Dinero llama a dinero, dijo, y lo que es peor, dinero llama a ambición.
Entonces todo lo que se tiene es poco. Solo hay otra cosa tan maligna como el dinero, el poder, y este también desata la ambición humana.
La ambición es una enfermedad genética, por causas desconocidas, hay veces que se manifiesta de forma violenta. La principal consecuencia es la pérdida de perspectiva y la deriva de la mente hacia falsos y fatales silogismos.
Mira me decía; mientras señalaba la portada del diario, aquí está Pedro Sánchez exorcizando a Mariano Rajoy. Qué poco se acuerda ahora este tío de como, Mariano hizo la vista gorda a las irregularidades contables de ZP.
-¡Hombre no podía! Dije yo. Si hubiese entrado a sangre y fuego contra los fraudes del PSOE también debería haber limpiado las cuentas del PP y de su sede. Y eso...
Eso, eso es a lo que me refería, el poder y el dinero terminan por auto-justificar las mayores barbaries.
Mira, le dije riendo, en Cataluña van a aprobar una nueva LOGSE. Será obligatorio saber la tabla del 3% a partir de los siete años.
Calló unos segundos y me demostró que había percibido toda la mordacidad de mi comentario. Claro la corrupción debe ser elevada al rango de cultura, no ya de ley. El 3% es un derecho de pernada. Todo ciudadano de bien debe reconocer ese derecho del poder o del poderoso.

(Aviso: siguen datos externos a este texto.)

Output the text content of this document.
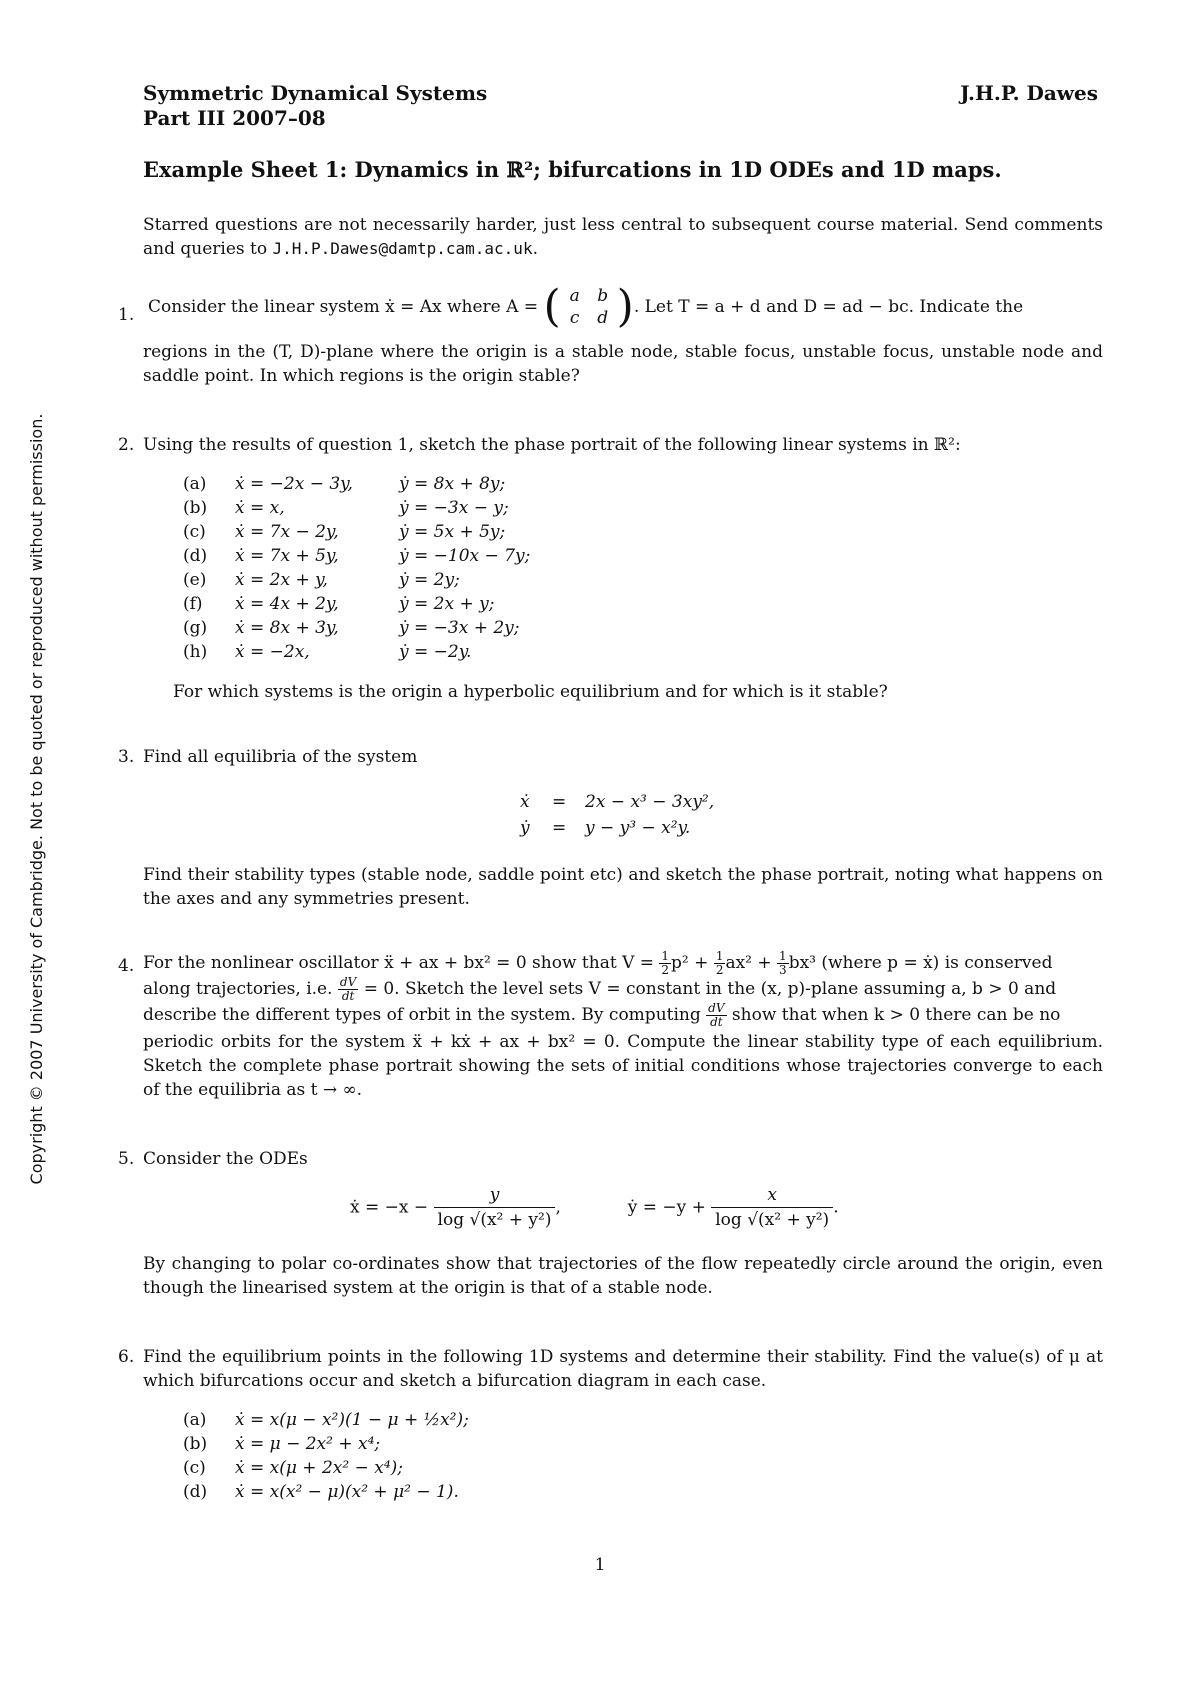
Symmetric Dynamical Systems	J.H.P. Dawes
Part III 2007–08
Example Sheet 1: Dynamics in ℝ²; bifurcations in 1D ODEs and 1D maps.
Starred questions are not necessarily harder, just less central to subsequent course material. Send comments and queries to J.H.P.Dawes@damtp.cam.ac.uk.
1. Consider the linear system ẋ = Ax where A = ( a b
c d ). Let T = a + d and D = ad − bc. Indicate the
regions in the (T, D)-plane where the origin is a stable node, stable focus, unstable focus, unstable node and saddle point. In which regions is the origin stable?
2. Using the results of question 1, sketch the phase portrait of the following linear systems in ℝ²:
(a)	ẋ = −2x − 3y,	ẏ = 8x + 8y;
(b)	ẋ = x,	ẏ = −3x − y;
(c)	ẋ = 7x − 2y,	ẏ = 5x + 5y;
(d)	ẋ = 7x + 5y,	ẏ = −10x − 7y;
(e)	ẋ = 2x + y,	ẏ = 2y;
(f)	ẋ = 4x + 2y,	ẏ = 2x + y;
(g)	ẋ = 8x + 3y,	ẏ = −3x + 2y;
(h)	ẋ = −2x,	ẏ = −2y.
For which systems is the origin a hyperbolic equilibrium and for which is it stable?
3. Find all equilibria of the system
ẋ = 2x − x³ − 3xy²,
ẏ = y − y³ − x²y.
Find their stability types (stable node, saddle point etc) and sketch the phase portrait, noting what happens on the axes and any symmetries present.
4. For the nonlinear oscillator ẍ + ax + bx² = 0 show that $V = \frac{1}{2} p^2 + \frac{1}{2} ax^2 + \frac{1}{3} bx^3$ (where p = ẋ) is conserved
along trajectories, i.e. $\frac{dV}{dt} = 0$. Sketch the level sets V = constant in the (x, p)-plane assuming a, b > 0 and
describe the different types of orbit in the system. By computing $\frac{dV}{dt}$ show that when k > 0 there can be no
periodic orbits for the system ẍ + kẋ + ax + bx² = 0. Compute the linear stability type of each equilibrium. Sketch the complete phase portrait showing the sets of initial conditions whose trajectories converge to each of the equilibria as t → ∞.
5. Consider the ODEs
ẋ = $-x - \frac{y}{\text{log √(x² + y²)}}$ ,	ẏ = $-y + \frac{x}{\text{log √(x² + y²)}}$ .
By changing to polar co-ordinates show that trajectories of the flow repeatedly circle around the origin, even though the linearised system at the origin is that of a stable node.
6. Find the equilibrium points in the following 1D systems and determine their stability. Find the value(s) of μ at which bifurcations occur and sketch a bifurcation diagram in each case.
(a)	ẋ = x(μ − x²)(1 − μ + ½x²);
(b)	ẋ = μ − 2x² + x⁴;
(c)	ẋ = x(μ + 2x² − x⁴);
(d)	ẋ = x(x² − μ)(x² + μ² − 1).
Copyright © 2007 University of Cambridge. Not to be quoted or reproduced without permission.
1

Así parece hemos creado una élite, para la que toda la comunidad produce, les creamos puestos políticos y retiros de oro en las empresas públicas o no. Y ningún partido renunciará a las sinecuras y prebendas...
¡Pues estamos listos!

Un día hizo una visita al centro comercial el consejero delegado de la firma. Ha trascendido, que al percatarse de la presencia de mi amigo en la puerta le preguntó al jefe de tienda. ¿Y ese quien es?
Es un pobre, ¡Señor!
Un pobre, un pobre, y que hace usted que no lo tiene trabajando en una de nuestras fábricas con un contrato de 70 horas semanales siete sobre siete.

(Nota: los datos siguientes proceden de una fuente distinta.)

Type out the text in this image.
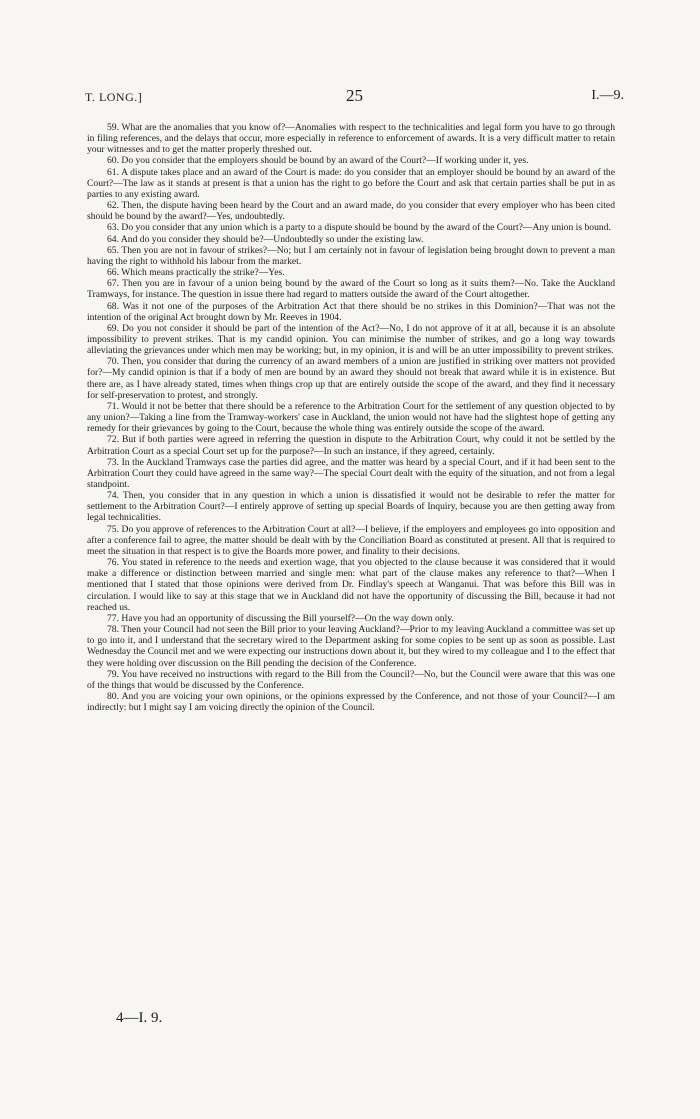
T. LONG.]	25	I.—9.

59. What are the anomalies that you know of?—Anomalies with respect to the technicalities and legal form you have to go through in filing references, and the delays that occur, more especially in reference to enforcement of awards. It is a very difficult matter to retain your witnesses and to get the matter properly threshed out.

60. Do you consider that the employers should be bound by an award of the Court?—If working under it, yes.

61. A dispute takes place and an award of the Court is made: do you consider that an employer should be bound by an award of the Court?—The law as it stands at present is that a union has the right to go before the Court and ask that certain parties shall be put in as parties to any existing award.

62. Then, the dispute having been heard by the Court and an award made, do you consider that every employer who has been cited should be bound by the award?—Yes, undoubtedly.

63. Do you consider that any union which is a party to a dispute should be bound by the award of the Court?—Any union is bound.

64. And do you consider they should be?—Undoubtedly so under the existing law.

65. Then you are not in favour of strikes?—No; but I am certainly not in favour of legislation being brought down to prevent a man having the right to withhold his labour from the market.

66. Which means practically the strike?—Yes.

67. Then you are in favour of a union being bound by the award of the Court so long as it suits them?—No. Take the Auckland Tramways, for instance. The question in issue there had regard to matters outside the award of the Court altogether.

68. Was it not one of the purposes of the Arbitration Act that there should be no strikes in this Dominion?—That was not the intention of the original Act brought down by Mr. Reeves in 1904.

69. Do you not consider it should be part of the intention of the Act?—No, I do not approve of it at all, because it is an absolute impossibility to prevent strikes. That is my candid opinion. You can minimise the number of strikes, and go a long way towards alleviating the grievances under which men may be working; but, in my opinion, it is and will be an utter impossibility to prevent strikes.

70. Then, you consider that during the currency of an award members of a union are justified in striking over matters not provided for?—My candid opinion is that if a body of men are bound by an award they should not break that award while it is in existence. But there are, as I have already stated, times when things crop up that are entirely outside the scope of the award, and they find it necessary for self-preservation to protest, and strongly.

71. Would it not be better that there should be a reference to the Arbitration Court for the settlement of any question objected to by any union?—Taking a line from the Tramway-workers' case in Auckland, the union would not have had the slightest hope of getting any remedy for their grievances by going to the Court, because the whole thing was entirely outside the scope of the award.

72. But if both parties were agreed in referring the question in dispute to the Arbitration Court, why could it not be settled by the Arbitration Court as a special Court set up for the purpose?—In such an instance, if they agreed, certainly.

73. In the Auckland Tramways case the parties did agree, and the matter was heard by a special Court, and if it had been sent to the Arbitration Court they could have agreed in the same way?—The special Court dealt with the equity of the situation, and not from a legal standpoint.

74. Then, you consider that in any question in which a union is dissatisfied it would not be desirable to refer the matter for settlement to the Arbitration Court?—I entirely approve of setting up special Boards of Inquiry, because you are then getting away from legal technicalities.

75. Do you approve of references to the Arbitration Court at all?—I believe, if the employers and employees go into opposition and after a conference fail to agree, the matter should be dealt with by the Conciliation Board as constituted at present. All that is required to meet the situation in that respect is to give the Boards more power, and finality to their decisions.

76. You stated in reference to the needs and exertion wage, that you objected to the clause because it was considered that it would make a difference or distinction between married and single men: what part of the clause makes any reference to that?—When I mentioned that I stated that those opinions were derived from Dr. Findlay's speech at Wanganui. That was before this Bill was in circulation. I would like to say at this stage that we in Auckland did not have the opportunity of discussing the Bill, because it had not reached us.

77. Have you had an opportunity of discussing the Bill yourself?—On the way down only.

78. Then your Council had not seen the Bill prior to your leaving Auckland?—Prior to my leaving Auckland a committee was set up to go into it, and I understand that the secretary wired to the Department asking for some copies to be sent up as soon as possible. Last Wednesday the Council met and we were expecting our instructions down about it, but they wired to my colleague and I to the effect that they were holding over discussion on the Bill pending the decision of the Conference.

79. You have received no instructions with regard to the Bill from the Council?—No, but the Council were aware that this was one of the things that would be discussed by the Conference.

80. And you are voicing your own opinions, or the opinions expressed by the Conference, and not those of your Council?—I am indirectly: but I might say I am voicing directly the opinion of the Council.

4—I. 9.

¡Ah señor! Ya lo intenté pero cuando le propuse trabajar diez horas al día los siete días de la semana me dijo que no.
¿?
Dijo que ahora el tiene una jornada de 12 horas día de nueve a veintiuna, más algún domingo o festivo según calendario laboral. Eso le garantiza una 75 horas de promedio y que no estaba dispuesto a firmar por menos. Lo puse en conocimiento de nuestro departamento de relaciones de personal. Y aun no han hallado una solución legal y aceptable y es que la reforma laboral que han aplicado los últimos gobiernos se queda muy corta en ese aspecto. Por eso le ruego, que haga valer sus relaciones y las de la patronal para obtener de la próxima administración una solución. Deberíamos copiar de las órdenes religiosas, los votos de obediencia castidad y pobreza. Solo así tendremos una sociedad más justa mucho más justa.